The battle to get WH Benghazi emails
It took 18 months for Judicial Watch to unearth the emails on Benghazi that led Speaker John Boehner (R-Ohio) on Friday to say he’s forming a special committee to look into the issue.
“This material was not voluntarily disclosed,” Judicial Watch President Tom Fitton told The Hill during a phone interview.
{mosads}The emails have given new life to Republican attacks on Benghazi. They include a key email from White House official Ben Rhodes outlining “goals” for the talk-show appearances of Susan Rice, who was serving as ambassador to the United Nations at the time.
After the emails, Rice appeared on television and linked the attack in Benghazi to protests of an anti-Islamic video that were occurring in the Middle East.
Rhodes said Rice should “underscore that these protests are rooted in an Internet video, and not a broader failure of policy.”
Judicial Watch made its request for documents under the Freedom of Information Act. It requested talking points and any related communications about the attack that were given to Rice.
The group made that request on Oct. 18, 2012, a little more than a month after the terrorist attack killed four Americans at the U.S. Consulate in Benghazi, Libya.

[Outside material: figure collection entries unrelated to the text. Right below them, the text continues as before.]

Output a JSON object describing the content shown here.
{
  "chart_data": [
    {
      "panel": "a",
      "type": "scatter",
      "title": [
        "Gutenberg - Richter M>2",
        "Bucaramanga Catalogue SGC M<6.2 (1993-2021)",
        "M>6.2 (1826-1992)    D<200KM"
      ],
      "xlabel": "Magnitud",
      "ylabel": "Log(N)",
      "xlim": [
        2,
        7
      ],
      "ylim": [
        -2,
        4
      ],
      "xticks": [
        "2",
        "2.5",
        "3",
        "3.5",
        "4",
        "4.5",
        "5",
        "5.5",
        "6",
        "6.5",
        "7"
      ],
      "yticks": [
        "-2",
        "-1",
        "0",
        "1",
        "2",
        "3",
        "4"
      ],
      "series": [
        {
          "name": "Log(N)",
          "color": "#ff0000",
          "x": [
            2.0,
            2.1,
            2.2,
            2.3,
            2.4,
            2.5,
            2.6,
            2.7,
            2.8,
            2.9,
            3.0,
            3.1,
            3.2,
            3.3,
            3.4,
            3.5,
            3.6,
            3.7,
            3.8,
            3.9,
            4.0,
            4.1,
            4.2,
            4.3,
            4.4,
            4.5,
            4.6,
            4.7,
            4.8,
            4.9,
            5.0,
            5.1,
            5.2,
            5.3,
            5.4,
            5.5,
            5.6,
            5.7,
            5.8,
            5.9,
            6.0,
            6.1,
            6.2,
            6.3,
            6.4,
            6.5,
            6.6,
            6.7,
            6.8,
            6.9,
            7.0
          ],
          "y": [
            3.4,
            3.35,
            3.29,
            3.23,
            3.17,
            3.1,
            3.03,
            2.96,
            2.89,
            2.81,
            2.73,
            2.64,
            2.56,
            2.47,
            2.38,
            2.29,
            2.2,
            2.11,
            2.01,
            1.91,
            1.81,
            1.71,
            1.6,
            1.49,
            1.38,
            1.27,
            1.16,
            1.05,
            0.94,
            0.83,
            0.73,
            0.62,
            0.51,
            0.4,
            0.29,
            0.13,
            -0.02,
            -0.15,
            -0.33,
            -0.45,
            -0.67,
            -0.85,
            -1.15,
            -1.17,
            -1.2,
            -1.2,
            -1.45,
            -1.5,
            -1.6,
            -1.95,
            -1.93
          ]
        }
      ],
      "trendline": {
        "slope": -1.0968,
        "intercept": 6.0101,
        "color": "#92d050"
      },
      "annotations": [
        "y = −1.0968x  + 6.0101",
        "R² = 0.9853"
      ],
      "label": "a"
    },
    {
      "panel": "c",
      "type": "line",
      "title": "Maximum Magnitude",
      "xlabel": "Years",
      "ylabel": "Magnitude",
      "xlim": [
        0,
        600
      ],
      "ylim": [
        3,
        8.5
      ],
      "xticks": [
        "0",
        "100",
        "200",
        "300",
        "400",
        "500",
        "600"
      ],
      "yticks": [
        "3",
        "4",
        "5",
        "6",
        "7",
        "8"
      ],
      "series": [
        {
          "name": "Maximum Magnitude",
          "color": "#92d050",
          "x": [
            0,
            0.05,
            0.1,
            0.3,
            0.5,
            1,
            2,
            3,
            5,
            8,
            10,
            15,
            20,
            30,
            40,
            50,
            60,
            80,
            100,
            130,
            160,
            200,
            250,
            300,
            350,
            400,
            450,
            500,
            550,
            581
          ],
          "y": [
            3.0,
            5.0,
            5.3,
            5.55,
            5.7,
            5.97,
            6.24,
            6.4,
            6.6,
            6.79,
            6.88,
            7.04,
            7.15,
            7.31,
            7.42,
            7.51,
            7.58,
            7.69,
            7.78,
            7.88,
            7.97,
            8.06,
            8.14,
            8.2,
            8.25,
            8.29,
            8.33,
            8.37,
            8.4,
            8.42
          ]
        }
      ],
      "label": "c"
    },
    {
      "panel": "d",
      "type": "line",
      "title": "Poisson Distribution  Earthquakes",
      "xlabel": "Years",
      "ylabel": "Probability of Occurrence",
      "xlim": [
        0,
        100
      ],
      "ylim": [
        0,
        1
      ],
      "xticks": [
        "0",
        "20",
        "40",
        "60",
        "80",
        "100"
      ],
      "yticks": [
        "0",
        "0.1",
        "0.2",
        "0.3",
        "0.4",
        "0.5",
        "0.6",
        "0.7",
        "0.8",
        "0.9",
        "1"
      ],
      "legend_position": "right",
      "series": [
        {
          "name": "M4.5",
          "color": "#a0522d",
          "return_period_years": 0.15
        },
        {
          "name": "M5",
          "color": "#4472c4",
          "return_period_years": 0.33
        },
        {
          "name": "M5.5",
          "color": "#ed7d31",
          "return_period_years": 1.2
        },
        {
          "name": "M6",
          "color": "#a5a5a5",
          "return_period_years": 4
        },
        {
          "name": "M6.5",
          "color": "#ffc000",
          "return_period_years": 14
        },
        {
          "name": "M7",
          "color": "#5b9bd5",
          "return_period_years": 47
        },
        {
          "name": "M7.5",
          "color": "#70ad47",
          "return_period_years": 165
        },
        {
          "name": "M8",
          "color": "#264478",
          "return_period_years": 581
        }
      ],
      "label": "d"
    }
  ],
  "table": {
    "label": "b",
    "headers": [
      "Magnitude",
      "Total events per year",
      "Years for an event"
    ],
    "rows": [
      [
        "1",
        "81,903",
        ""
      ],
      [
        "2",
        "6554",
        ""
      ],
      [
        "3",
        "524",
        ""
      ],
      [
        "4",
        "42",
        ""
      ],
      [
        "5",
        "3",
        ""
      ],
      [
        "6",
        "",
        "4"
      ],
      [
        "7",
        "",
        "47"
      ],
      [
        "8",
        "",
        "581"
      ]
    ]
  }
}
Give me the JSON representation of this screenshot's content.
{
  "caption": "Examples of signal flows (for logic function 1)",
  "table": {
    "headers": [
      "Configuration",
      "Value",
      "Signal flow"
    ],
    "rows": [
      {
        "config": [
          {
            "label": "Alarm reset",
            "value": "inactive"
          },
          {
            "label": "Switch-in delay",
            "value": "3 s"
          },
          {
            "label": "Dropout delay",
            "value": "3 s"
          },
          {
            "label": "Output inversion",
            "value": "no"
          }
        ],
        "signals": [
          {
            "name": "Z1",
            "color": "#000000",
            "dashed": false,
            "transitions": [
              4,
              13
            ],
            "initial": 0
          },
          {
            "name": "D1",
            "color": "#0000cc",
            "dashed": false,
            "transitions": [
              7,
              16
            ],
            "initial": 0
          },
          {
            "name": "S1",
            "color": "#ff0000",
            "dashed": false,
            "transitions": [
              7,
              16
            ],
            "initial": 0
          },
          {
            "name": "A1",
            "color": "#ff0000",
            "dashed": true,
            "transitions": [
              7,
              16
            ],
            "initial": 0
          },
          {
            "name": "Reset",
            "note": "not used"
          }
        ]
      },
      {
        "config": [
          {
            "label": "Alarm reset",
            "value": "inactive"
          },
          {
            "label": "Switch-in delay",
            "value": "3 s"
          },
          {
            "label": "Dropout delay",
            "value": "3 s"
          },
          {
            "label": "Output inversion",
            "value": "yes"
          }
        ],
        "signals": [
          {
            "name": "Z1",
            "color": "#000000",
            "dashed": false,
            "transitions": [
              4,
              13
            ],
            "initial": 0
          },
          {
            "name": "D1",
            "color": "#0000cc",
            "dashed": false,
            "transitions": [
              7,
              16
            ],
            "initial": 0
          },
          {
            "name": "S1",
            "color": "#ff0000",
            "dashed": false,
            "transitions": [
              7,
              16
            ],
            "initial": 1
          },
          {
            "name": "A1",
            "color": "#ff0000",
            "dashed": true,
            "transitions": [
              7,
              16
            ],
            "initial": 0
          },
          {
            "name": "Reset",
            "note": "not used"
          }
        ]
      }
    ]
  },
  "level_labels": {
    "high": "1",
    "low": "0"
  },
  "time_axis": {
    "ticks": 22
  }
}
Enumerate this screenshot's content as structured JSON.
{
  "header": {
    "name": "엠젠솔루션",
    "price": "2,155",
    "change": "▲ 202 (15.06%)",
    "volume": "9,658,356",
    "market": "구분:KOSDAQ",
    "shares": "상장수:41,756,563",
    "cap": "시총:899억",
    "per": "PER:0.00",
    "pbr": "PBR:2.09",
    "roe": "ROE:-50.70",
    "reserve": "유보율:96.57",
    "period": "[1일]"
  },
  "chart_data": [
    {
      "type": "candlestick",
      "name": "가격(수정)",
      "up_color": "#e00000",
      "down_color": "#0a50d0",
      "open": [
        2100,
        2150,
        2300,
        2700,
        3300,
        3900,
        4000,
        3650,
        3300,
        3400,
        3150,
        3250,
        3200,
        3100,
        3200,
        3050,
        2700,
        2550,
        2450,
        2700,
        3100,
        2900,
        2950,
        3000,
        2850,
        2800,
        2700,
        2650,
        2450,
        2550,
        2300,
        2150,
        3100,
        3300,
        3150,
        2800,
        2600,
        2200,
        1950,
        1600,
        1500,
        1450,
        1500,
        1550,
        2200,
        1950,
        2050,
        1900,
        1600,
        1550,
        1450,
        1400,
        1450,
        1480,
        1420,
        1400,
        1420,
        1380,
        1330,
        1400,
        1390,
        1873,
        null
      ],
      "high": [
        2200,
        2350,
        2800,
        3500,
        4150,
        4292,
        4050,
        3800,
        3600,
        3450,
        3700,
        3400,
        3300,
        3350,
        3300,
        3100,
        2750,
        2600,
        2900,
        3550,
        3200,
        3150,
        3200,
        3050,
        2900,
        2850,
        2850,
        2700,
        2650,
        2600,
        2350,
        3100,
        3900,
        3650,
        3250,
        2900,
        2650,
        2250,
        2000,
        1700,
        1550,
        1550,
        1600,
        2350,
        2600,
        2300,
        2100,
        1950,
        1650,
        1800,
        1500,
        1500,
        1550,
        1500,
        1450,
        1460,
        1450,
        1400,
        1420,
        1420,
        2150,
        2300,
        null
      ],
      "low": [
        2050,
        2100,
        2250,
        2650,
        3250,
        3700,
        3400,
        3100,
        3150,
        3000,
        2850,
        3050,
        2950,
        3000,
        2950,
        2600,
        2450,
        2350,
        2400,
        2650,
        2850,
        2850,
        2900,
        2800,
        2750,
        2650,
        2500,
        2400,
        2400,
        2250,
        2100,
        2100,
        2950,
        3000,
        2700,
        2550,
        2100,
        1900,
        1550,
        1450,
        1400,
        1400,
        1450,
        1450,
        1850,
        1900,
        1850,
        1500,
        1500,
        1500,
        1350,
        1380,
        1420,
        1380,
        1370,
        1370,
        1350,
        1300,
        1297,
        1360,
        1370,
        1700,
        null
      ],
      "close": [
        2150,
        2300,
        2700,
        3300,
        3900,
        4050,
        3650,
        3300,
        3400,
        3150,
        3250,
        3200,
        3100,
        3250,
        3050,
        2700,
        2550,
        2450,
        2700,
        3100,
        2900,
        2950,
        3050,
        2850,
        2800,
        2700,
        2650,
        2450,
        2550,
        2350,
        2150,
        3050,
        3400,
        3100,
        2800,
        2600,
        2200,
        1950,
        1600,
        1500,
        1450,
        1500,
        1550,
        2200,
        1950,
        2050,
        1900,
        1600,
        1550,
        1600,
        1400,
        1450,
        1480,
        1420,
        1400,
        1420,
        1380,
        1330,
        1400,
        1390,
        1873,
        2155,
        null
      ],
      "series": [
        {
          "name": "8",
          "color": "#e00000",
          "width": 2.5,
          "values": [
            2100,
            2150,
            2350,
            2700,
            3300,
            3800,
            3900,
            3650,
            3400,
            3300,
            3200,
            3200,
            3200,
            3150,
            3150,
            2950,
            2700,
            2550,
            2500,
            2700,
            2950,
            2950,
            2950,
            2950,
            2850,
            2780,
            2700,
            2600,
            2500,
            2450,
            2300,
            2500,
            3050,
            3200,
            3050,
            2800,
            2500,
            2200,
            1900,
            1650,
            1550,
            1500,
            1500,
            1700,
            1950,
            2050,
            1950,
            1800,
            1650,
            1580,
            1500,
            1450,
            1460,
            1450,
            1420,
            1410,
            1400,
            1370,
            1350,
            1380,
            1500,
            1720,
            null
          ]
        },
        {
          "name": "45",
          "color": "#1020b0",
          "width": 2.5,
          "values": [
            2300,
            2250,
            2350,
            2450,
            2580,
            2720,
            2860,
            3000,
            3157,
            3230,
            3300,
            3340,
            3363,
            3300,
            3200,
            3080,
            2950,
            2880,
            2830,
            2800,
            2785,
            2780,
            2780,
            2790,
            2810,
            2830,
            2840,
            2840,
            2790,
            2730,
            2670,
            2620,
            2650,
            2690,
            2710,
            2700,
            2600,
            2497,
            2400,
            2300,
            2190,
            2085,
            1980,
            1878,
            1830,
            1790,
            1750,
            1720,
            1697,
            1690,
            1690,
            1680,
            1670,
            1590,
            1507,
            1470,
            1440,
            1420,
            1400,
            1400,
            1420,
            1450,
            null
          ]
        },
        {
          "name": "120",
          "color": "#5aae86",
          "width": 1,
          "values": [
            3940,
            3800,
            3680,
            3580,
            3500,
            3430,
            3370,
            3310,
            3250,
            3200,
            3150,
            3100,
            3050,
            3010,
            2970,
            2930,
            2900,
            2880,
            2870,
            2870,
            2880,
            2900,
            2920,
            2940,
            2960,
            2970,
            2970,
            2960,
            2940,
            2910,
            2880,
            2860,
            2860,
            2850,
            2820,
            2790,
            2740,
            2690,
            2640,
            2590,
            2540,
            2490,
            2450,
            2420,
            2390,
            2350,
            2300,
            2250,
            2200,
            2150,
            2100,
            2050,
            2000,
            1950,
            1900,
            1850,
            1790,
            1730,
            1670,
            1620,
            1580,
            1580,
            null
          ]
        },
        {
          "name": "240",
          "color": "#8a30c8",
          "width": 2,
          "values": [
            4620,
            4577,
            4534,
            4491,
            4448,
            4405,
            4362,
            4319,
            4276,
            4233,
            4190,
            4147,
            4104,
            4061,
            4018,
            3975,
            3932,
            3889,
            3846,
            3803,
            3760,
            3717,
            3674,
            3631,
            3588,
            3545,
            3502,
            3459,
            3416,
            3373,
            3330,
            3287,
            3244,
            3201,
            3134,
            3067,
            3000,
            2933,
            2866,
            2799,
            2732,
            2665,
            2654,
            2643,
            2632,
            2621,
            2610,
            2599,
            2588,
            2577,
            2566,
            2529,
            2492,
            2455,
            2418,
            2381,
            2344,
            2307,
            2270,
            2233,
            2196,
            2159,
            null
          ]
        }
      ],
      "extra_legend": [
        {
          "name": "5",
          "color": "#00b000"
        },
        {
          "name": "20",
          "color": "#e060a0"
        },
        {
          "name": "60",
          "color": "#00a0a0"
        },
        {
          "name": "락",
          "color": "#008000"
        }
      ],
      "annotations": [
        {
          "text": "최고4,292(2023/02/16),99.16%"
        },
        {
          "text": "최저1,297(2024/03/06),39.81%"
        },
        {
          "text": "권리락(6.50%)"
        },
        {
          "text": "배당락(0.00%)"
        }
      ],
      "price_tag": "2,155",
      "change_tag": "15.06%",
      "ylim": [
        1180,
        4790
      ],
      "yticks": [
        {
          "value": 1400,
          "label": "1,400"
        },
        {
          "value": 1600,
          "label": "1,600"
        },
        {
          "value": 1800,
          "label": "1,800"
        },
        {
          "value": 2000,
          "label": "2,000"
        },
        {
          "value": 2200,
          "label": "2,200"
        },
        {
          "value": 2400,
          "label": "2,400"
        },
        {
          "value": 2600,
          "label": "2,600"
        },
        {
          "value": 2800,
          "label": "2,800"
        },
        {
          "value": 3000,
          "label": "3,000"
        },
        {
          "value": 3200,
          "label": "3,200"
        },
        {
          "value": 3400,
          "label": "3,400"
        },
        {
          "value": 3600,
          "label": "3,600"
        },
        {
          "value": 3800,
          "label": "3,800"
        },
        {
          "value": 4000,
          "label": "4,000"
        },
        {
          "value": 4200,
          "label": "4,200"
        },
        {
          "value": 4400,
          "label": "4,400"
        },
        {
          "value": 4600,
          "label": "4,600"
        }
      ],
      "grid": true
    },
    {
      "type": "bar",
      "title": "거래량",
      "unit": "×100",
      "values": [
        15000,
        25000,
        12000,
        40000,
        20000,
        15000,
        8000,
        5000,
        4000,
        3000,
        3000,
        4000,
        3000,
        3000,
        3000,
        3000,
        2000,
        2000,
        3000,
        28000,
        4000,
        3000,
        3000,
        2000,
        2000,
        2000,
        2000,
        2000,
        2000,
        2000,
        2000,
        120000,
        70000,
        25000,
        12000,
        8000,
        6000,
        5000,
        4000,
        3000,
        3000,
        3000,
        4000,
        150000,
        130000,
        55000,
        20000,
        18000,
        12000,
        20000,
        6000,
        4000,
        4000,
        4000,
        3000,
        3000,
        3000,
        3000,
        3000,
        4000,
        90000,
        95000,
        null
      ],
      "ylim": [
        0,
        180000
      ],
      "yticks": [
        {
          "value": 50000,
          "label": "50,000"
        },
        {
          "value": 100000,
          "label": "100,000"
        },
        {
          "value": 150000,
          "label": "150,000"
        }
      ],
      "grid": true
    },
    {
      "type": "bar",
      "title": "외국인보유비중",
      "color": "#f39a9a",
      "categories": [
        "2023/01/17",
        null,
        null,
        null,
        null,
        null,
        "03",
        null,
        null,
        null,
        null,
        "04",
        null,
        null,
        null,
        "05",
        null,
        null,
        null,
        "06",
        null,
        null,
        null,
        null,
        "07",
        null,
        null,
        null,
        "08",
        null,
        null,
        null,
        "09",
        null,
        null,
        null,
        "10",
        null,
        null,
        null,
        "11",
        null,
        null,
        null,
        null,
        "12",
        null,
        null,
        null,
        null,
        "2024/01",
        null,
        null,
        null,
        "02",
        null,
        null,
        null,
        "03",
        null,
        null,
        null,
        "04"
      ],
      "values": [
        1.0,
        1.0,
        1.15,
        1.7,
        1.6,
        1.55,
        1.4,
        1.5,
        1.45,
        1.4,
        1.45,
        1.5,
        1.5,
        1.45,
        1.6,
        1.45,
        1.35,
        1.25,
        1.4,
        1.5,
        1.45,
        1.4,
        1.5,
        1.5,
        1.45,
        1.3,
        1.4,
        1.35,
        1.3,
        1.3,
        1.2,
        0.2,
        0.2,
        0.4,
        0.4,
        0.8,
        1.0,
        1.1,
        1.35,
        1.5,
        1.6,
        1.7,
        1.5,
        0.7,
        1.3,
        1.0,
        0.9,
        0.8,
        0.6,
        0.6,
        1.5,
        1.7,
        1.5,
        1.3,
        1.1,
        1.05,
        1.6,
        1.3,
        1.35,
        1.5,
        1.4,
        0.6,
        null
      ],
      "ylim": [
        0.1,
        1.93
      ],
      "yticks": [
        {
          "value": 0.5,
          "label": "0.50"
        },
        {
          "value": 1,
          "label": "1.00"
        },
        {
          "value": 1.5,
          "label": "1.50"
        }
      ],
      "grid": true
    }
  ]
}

The State Department acknowledged receipt of the request about a week later, but eight months after that Judicial Watch had not heard whether State would comply with the request, according to court documents.
That led Judicial Watch to sue State on June 21, 2013, for unlawfully withholding information. A district court then ordered the State Department to turn over 41 documents, which were released to the group on April 18, 2014.
Under FOIA, the government is required to release existing documents unless they are exempt under any of nine major categories that protects things like confidential commercial information or personal identification information, said Ginger McCall, director of the Open Government Program at the Electronic Privacy Information Center.
McCall said that if an agency is forced to release information via court order, “it basically means that agency shouldn’t have been withholding the information from the beginning.”
McCall said that most FOIA requesters don’t sue, due to lack of resources, and that “often times the agency, knowing that, will take advantage of that.”
Fitton, the Judicial Watch leader, charges that State’s refusal to hand over the documents to Congress earlier could be an obstruction of congressional investigations.
Such arguments led Boehner to say Friday he would form a special committee.
He argued that the emails suggested the White House hadn’t been forthcoming with a House subpoena.
Rep. Darrell Issa (R-Calif.), chairman of the Oversight and Government Reform Committee, announced on Friday that he would subpoena Secretary of State John Kerry to testify on the emails.
White House press secretary Jay Carney said this week that the emails were not turned over to Congress because they were not specifically about Benghazi. Fitton said those claims were “ludicrous” and possibly a crime.
“Carney needs to be talking to an attorney and not the press,” he said.
The next question the group will seek to answer is whether Rhodes was acting on his own in sending out his email.
Fitton said Judicial Watch has multiple FOIA requests on the attack pending, as well as four or five related lawsuits.
“We’re happy to cooperate with Congress and the Justice Department,” he said.